I stood in the Quonset hut, wondering if someone, someone outside, or in another hut, had just overheard everything I’d said, or would the jamming kill transmissions? I’d told the generaclass="underline" Karen and I talked about my theory this morning. I made sure any exposed computer screen in the hut was covered to mask any remote camera. To create the sound of a tantrum I kicked a chair over. I lifted the small table, and threw it into the couch. Anyone listening would be hearing me screaming, kicking things around. Joe lost it.
They probably can’t be listening anyway, because the jamming is blocking any mikes, if there are any.
Quietly as possible, I started taking the place apart, looking for bugs.
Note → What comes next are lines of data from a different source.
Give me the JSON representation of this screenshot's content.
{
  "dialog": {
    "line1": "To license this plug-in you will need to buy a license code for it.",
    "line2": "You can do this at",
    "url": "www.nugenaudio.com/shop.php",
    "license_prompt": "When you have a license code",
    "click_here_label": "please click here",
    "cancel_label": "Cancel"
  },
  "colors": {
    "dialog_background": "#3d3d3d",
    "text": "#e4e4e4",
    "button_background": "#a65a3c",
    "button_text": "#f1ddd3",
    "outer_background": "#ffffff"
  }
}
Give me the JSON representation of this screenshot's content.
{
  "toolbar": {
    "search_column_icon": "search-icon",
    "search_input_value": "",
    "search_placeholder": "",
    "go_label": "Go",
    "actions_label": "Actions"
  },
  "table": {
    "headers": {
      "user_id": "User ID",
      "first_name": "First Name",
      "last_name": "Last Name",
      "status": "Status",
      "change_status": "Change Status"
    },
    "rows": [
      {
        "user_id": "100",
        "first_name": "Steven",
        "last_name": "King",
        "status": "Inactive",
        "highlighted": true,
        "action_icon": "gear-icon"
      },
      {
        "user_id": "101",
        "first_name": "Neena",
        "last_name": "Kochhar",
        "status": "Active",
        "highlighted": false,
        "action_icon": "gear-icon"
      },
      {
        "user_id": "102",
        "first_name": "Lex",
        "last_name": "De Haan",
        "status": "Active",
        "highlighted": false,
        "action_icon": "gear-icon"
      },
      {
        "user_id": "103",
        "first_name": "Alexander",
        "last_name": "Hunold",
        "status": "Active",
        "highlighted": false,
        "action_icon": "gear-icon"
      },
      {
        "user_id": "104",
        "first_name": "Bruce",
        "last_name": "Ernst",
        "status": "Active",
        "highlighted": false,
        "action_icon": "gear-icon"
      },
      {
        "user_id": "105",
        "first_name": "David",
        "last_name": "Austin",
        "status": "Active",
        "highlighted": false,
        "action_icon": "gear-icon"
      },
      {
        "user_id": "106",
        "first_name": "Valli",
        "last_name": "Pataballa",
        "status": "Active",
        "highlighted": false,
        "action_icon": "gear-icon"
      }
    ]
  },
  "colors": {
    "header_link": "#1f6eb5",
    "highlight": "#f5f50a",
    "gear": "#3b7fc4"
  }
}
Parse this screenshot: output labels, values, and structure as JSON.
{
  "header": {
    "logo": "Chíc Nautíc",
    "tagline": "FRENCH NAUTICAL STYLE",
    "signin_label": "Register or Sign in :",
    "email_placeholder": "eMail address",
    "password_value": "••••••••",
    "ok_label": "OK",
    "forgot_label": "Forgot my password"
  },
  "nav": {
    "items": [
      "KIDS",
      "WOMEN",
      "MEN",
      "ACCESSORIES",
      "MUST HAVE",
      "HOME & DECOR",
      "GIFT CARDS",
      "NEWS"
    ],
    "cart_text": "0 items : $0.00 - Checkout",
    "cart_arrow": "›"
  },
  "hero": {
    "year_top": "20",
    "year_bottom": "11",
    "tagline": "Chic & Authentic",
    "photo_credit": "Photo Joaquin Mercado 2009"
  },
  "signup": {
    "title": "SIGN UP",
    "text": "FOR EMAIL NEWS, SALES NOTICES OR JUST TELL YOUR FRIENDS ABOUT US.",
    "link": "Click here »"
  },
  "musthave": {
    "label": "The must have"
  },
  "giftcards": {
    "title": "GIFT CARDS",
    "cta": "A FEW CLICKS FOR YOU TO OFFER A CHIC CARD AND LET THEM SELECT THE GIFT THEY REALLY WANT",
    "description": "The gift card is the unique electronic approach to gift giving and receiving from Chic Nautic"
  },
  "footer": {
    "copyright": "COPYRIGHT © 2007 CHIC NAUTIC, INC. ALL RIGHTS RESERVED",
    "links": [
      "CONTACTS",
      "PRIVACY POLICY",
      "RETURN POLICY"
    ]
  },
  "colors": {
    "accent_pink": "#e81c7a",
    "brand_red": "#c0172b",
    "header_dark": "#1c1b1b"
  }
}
Did you ever see those old microphones in black-and-white movies? The ones as big as ice cream cones? That radio singers crooned into? Mikes so big they required a stand? Eddie and I once watched that kind in an old Marine film about listening devices. The audience broke out laughing, trying to envision a spy taping those big fat mothers under a chair. Anyone assigned to units like ours trained in eavesdropping techniques. Strategies. Equipment. Finesse.
So now I unscrewed the backs of kitchenette chairs and peered at the screws. Were they equally shiny? Were they the same size? Was one gone, something else in it’s hole?
Nope.
I stood on a chair and unscrewed lightbulbs, and fixture parts. I figured that in a Quonset hut, if you wanted to place a mike, you’d go for the most-used spaces, living room or kitchen, or the most intimate area, bedroom.
If someone got in when we were out, it could be anywhere. But if someone did it during a party, then the living or bedroom is logical. It will be freestanding or adhesive. No time for screws.